In relation to the interest allowable as a deduction against Apple Ltd’s income, the company must withhold income tax at the standard rate (currently 20%) from these payments and pay the tax withheld to the Collector General with its corporation tax liability under Section 239 TCA 1997.

This allowable amount of €1,300 and Mr C’s interest of €1,500 = €2,800. The interest withholding tax amount is €560. Mr A, Mr B and Mr C will be liable to income tax on the amount of interest actually received plus the tax withheld by Apple Ltd, in addition to the schedule F distribution noted above. They may then claim a credit for the €560 tax withheld against their own income tax liability, in proportion to the interest they received.

Task 10.6

Discuss the tax consequences of Example 10.8 above if Apple Ltd was not a close company.

Task 10.7

Y Ltd. had the following Statement of Financial Position at 31.12.18:

The rate of interest payable on loans from the director is 10% per annum. Calculate the amount of interest to be treated as a distribution, assuming that Y Ltd. is a close company.

Total Assets 90,000
Financed By
Ordinary Share Capital 10,000
Reserves 40,000
Directors Loan 40,000
90,000

The share capital has not changed during the accounting period.

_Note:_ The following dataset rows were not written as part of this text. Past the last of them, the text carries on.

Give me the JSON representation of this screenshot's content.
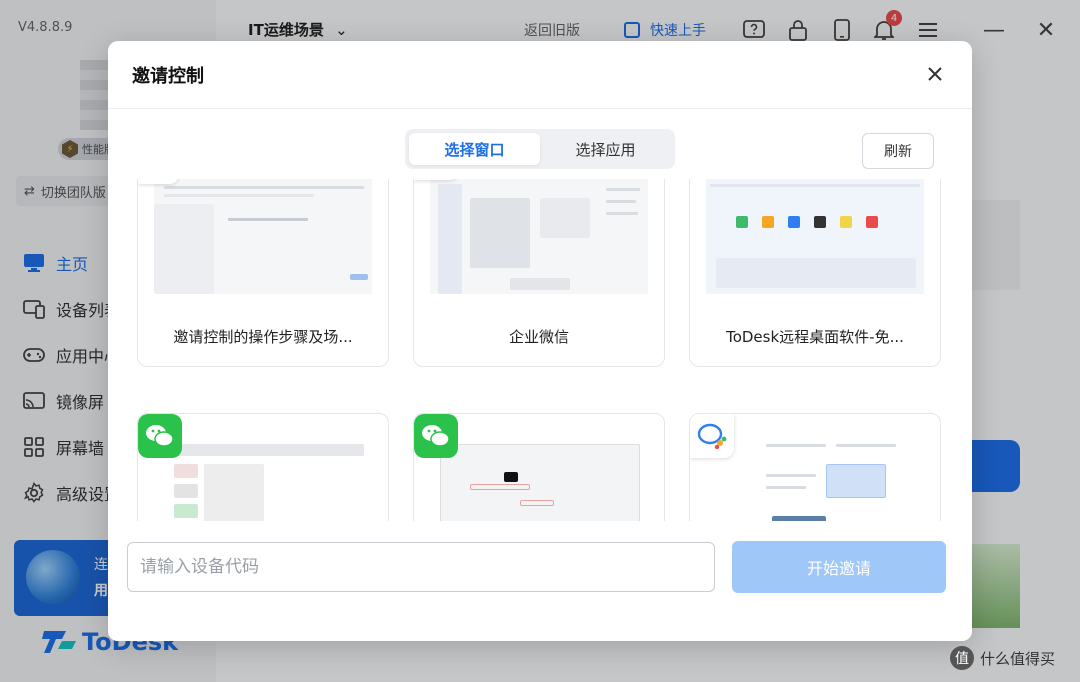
{
  "app": {
    "version": "V4.8.8.9",
    "scene_title": "IT运维场景",
    "back_old": "返回旧版",
    "quick_start": "快速上手",
    "notification_count": "4",
    "perf_badge": "性能版",
    "switch_team": "切换团队版",
    "nav": [
      {
        "label": "主页",
        "icon": "monitor-icon",
        "active": true
      },
      {
        "label": "设备列表",
        "icon": "devices-icon"
      },
      {
        "label": "应用中心",
        "icon": "gamepad-icon"
      },
      {
        "label": "镜像屏",
        "icon": "cast-icon"
      },
      {
        "label": "屏幕墙",
        "icon": "grid-icon"
      },
      {
        "label": "高级设置",
        "icon": "gear-icon"
      }
    ],
    "promo": {
      "line1": "连",
      "line2": "用"
    },
    "brand": "ToDesk"
  },
  "modal": {
    "title": "邀请控制",
    "tabs": [
      {
        "label": "选择窗口",
        "active": true
      },
      {
        "label": "选择应用",
        "active": false
      }
    ],
    "refresh_label": "刷新",
    "cards": [
      {
        "label": "邀请控制的操作步骤及场...",
        "badge": "doc-icon"
      },
      {
        "label": "企业微信",
        "badge": "wecom-icon"
      },
      {
        "label": "ToDesk远程桌面软件-免...",
        "badge": "edge-icon"
      },
      {
        "label": "",
        "badge": "wechat-icon"
      },
      {
        "label": "",
        "badge": "wechat-icon"
      },
      {
        "label": "",
        "badge": "wecom-icon"
      }
    ],
    "input_placeholder": "请输入设备代码",
    "start_label": "开始邀请"
  },
  "watermark": "什么值得买",
  "colors": {
    "accent": "#1e6fe8",
    "start_disabled": "#9fc7f8",
    "wechat": "#2bc24c"
  }
}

The loan is from one director (who owns 51% of the ordinary share capital) and has been outstanding throughout the year.

How to prepare a Directors Current Account

Step 1: Identify any opening balance on the director’s current account.

Step 2: Identify what transactions the directors have had with the company in the period.

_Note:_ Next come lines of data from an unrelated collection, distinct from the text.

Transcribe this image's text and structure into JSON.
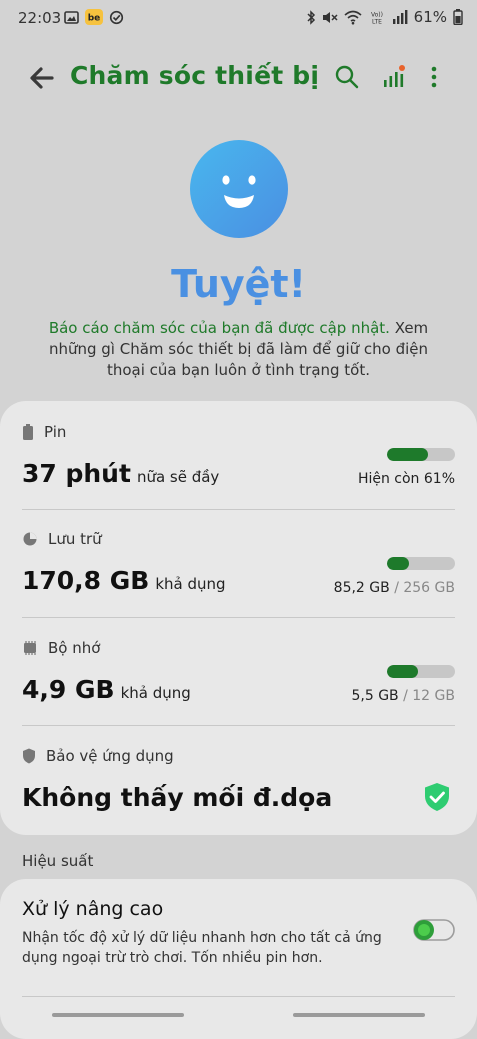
{
  "status_bar": {
    "time": "22:03",
    "battery": "61%",
    "net_label": "VoLTE"
  },
  "header": {
    "title": "Chăm sóc thiết bị"
  },
  "hero": {
    "title": "Tuyệt!",
    "desc_link": "Báo cáo chăm sóc của bạn đã được cập nhật.",
    "desc_rest": " Xem những gì Chăm sóc thiết bị đã làm để giữ cho điện thoại của bạn luôn ở tình trạng tốt."
  },
  "battery": {
    "label": "Pin",
    "value": "37 phút",
    "suffix": "nữa sẽ đầy",
    "note": "Hiện còn 61%",
    "level": 0.61
  },
  "storage": {
    "label": "Lưu trữ",
    "value": "170,8 GB",
    "suffix": "khả dụng",
    "used": "85,2 GB",
    "total": "/ 256 GB",
    "level": 0.33
  },
  "memory": {
    "label": "Bộ nhớ",
    "value": "4,9 GB",
    "suffix": "khả dụng",
    "used": "5,5 GB",
    "total": "/ 12 GB",
    "level": 0.46
  },
  "protection": {
    "label": "Bảo vệ ứng dụng",
    "value": "Không thấy mối đ.dọa"
  },
  "performance": {
    "section_label": "Hiệu suất",
    "title": "Xử lý nâng cao",
    "desc": "Nhận tốc độ xử lý dữ liệu nhanh hơn cho tất cả ứng dụng ngoại trừ trò chơi. Tốn nhiều pin hơn.",
    "enabled": true
  },
  "colors": {
    "accent_green": "#1e7a2b",
    "title_blue": "#4a90e2",
    "smiley_blue": "#4aa6e8"
  }
}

What is their agreed annual remuneration?

Are there any benefits agreed as part of this?

Are there any expense claims for the period?

Have the directors taken any goods/services from the company for their own personal use?

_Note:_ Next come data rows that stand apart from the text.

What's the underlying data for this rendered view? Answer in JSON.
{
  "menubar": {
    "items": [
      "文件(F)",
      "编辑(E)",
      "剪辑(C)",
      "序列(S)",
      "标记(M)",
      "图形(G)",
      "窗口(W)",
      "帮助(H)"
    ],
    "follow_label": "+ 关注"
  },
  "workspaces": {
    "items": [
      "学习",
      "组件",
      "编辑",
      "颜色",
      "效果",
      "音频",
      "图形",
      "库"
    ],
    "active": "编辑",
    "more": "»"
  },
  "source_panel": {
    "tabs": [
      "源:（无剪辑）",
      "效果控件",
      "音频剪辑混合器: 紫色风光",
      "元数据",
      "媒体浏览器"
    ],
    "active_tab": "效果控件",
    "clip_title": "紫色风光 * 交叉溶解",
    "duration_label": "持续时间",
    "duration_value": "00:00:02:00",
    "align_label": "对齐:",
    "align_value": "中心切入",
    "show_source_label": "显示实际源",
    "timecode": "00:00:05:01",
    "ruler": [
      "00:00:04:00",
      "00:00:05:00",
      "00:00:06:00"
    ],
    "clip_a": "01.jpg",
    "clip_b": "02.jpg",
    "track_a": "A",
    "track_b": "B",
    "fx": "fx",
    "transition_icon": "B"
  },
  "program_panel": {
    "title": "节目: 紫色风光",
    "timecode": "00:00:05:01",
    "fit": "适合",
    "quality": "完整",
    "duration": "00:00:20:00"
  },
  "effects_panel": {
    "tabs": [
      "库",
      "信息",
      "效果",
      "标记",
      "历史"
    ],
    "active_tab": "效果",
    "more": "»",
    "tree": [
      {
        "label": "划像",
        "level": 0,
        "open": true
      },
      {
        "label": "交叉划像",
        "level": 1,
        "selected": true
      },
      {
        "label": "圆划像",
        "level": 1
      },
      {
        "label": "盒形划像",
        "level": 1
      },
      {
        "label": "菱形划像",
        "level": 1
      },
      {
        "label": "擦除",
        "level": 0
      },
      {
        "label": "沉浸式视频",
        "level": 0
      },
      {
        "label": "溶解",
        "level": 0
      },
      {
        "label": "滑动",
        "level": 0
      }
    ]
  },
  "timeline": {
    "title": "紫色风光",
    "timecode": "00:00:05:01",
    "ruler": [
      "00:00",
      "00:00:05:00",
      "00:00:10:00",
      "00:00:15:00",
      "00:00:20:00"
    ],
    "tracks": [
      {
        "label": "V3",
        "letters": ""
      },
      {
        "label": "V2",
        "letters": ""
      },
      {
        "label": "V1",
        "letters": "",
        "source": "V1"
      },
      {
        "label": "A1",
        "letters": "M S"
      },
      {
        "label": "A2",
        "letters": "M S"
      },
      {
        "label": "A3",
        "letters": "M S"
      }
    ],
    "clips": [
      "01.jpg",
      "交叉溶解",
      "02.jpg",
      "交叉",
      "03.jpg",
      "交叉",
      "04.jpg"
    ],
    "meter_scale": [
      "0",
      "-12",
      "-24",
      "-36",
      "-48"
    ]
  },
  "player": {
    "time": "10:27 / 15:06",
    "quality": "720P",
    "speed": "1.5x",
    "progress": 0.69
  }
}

What payments in respect of these have been made to the director?

Have the directors borrowed any funds from the company in the period?

Have the directors lent any funds to the company in the period?

Is there any interest due on any loans outstanding?

Step 3: Identify any payments made to the director, either in respect of the opening balance or in respect of transactions during this period.

Example 10.9

Editors Ltd is a music publishing company.

It has four directors, Paul, Aidan, Frank and Dermot.

Paul and Aidan each own 35% of the shares in Editors Ltd, while Frank and Dermot own 15% each.

Paul and Aidan each receive remuneration of €10,000 per annum while Frank and Dermot receive €25,000 each.

During 2018 Paul gave his car to Editors Ltd for use as a company car. The car was valued at €15,000 at the time.

Aidan has a side project, a band he’s provisionally calling Prometheus, and Editors Ltd has provided Prometheus with €5,500 worth of services during the year.

To finance Prometheus, Aidan has borrowed €5,000 from Editors Ltd. This was originally meant to be a short-term loan but is still outstanding at year end. The other directors think that Aidan will be able to pay it back in the near future.

During the year Dermot borrowed €10,000 from Editors Ltd to buy a car. He repayed the €10,000 to Editors Ltd before the year end.

Editors Ltd made a dividend payment of €2,000 during 2018.

Payments made to directors during the year amounted to:

Paul

€8,000

Aidan

€6,000

Frank

€18,000

Dermot

€25,000

The opening balance on the current accounts were as follows:

Paul

€1,500 (credit)

Aidan

€500 (debit)

Frank

€5,000 (debit)

Dermot

€2,000 (credit)

Paul’s director Account

Payment 8,000 Balance b/f 2017 1,500
Balance c/f 2018 18,500 Remuneration 10,000
________ Car 15,000
26,500 26,500
  Balance b/f 2018 18,500

You will notice that the dividend does not go into these accounts. The dividend is paid to Paul in his capacity as shareholder and not in his capacity as director. The shareholder and the director have different legal personalities and this legal separation is reflected in the accounts. You should now complete the director accounts for Aidan, Frank and Dermot (Answer at end of chapter).